What about the more specific claim that Serbia graduates 3,300 software engineers each year? SCHEV cautioned me that there are “taxonomic” issues in comparing degrees across national borders — our definition of a software engineering degree may differ from Serbia’s. For instance, SCHEV lists 17 different types of computer-related degrees available in Virginia, some of which might be software engineers and some of which might not be. Perhaps more relevant: As part of the incentive package to attract Amazon’s HQ2 to Arlington, Virginia pledged to increase the number of graduates with computer backgrounds. Then-Gov. Ralph Northam vowed that the state would produce more than 31,000 such graduates over 20 years — that’s 1,550 a year, or less than half of what Serbia is doing.

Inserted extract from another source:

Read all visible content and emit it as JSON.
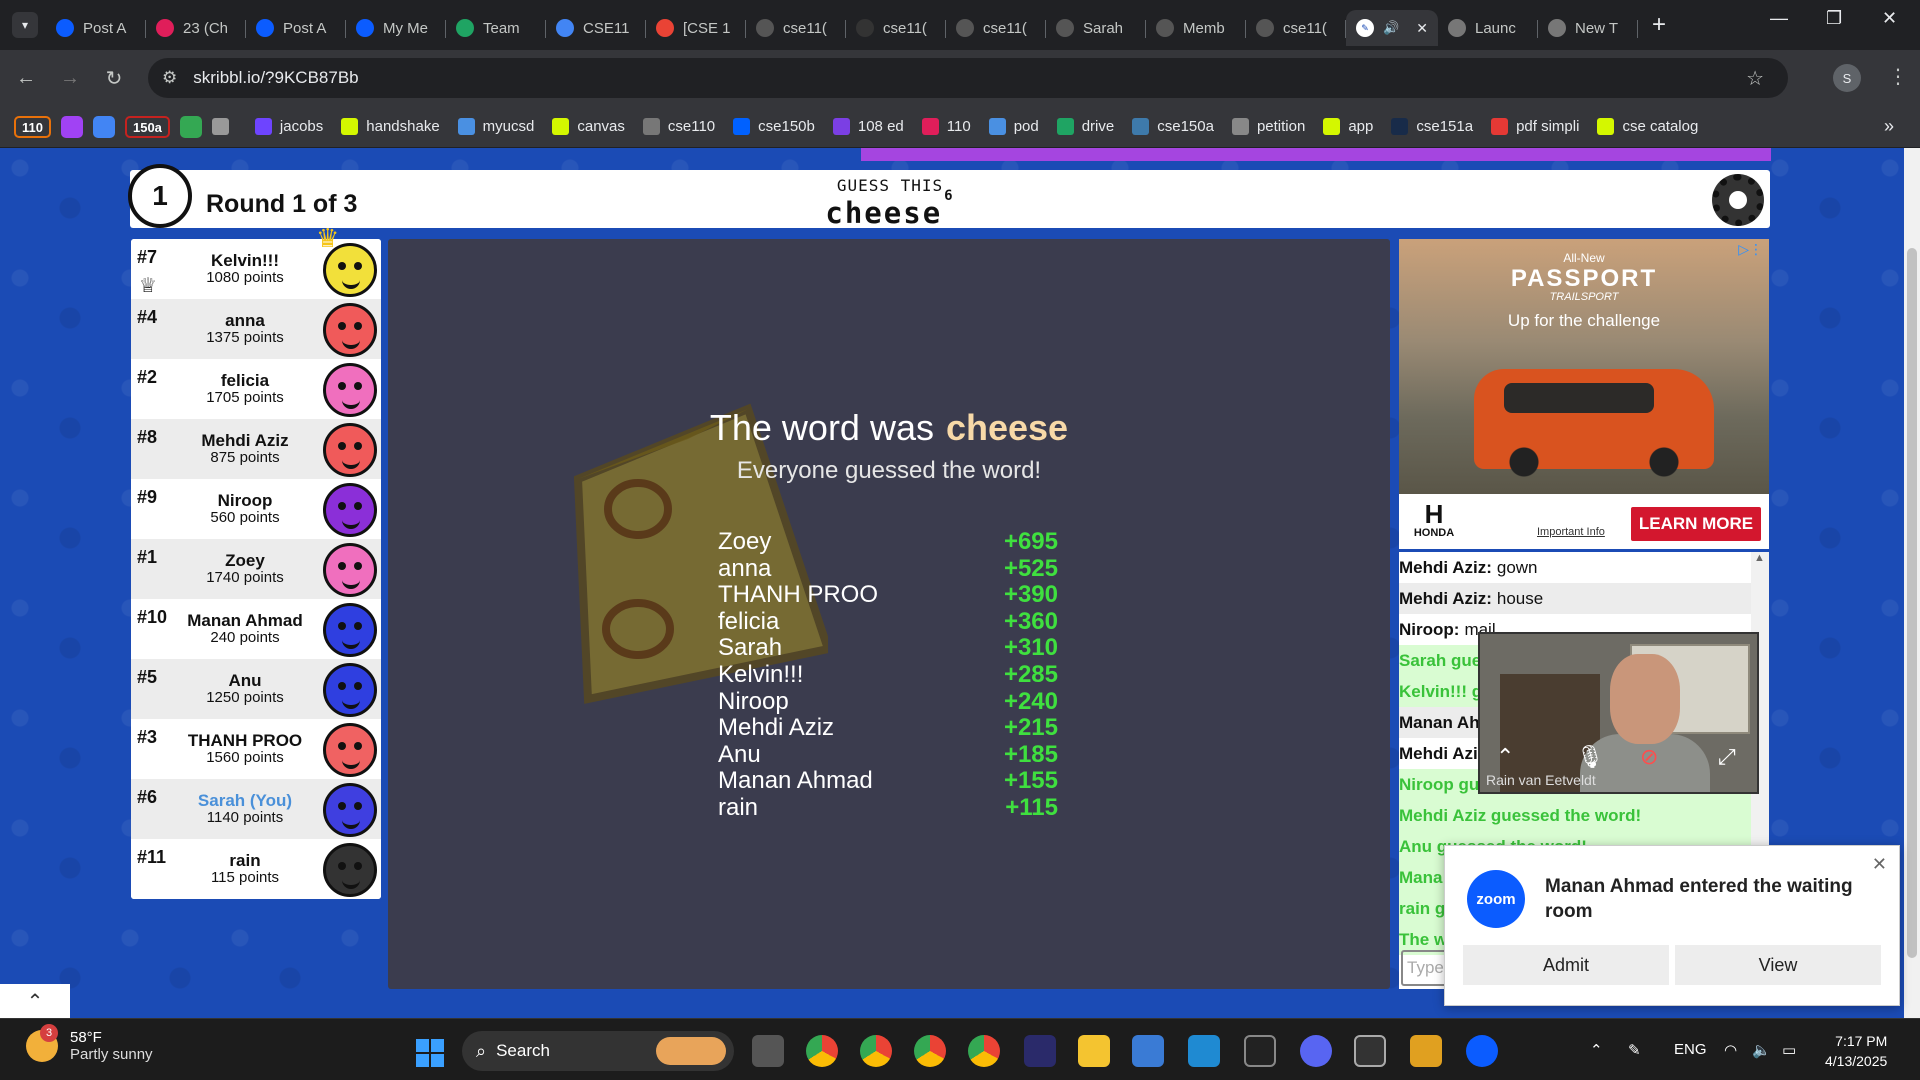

Serbia is a country with a proud tradition of engineers — the airport in Belgrade is named not after a politician but after Nikolai Tesla, the Serbian-American inventor. It’s doubled down on that tradition to build a new economy. The odds are that Serbia will lose a lot of those newly minted software engineers to other countries, as those out-migration figures suggest. Still, Serbia seems to be developing a technology hub in what decades ago would have been considered a most unlikely place — or maybe still is. In 2019, the Hacker Rank business website ranked Serbia as the fifth-best source of software developers in the world.

Last fall, the U.S. electric car maker Rivian announced it would build a software development center in Belgrade that would employ 200 engineers with a projected workforce of 1,200. “We need the best engineers, we chose Belgrade on purpose,” said Rivian’s CEO.

I’ll let you draw your own conclusions about what localities in Southwest and Southside should be doing.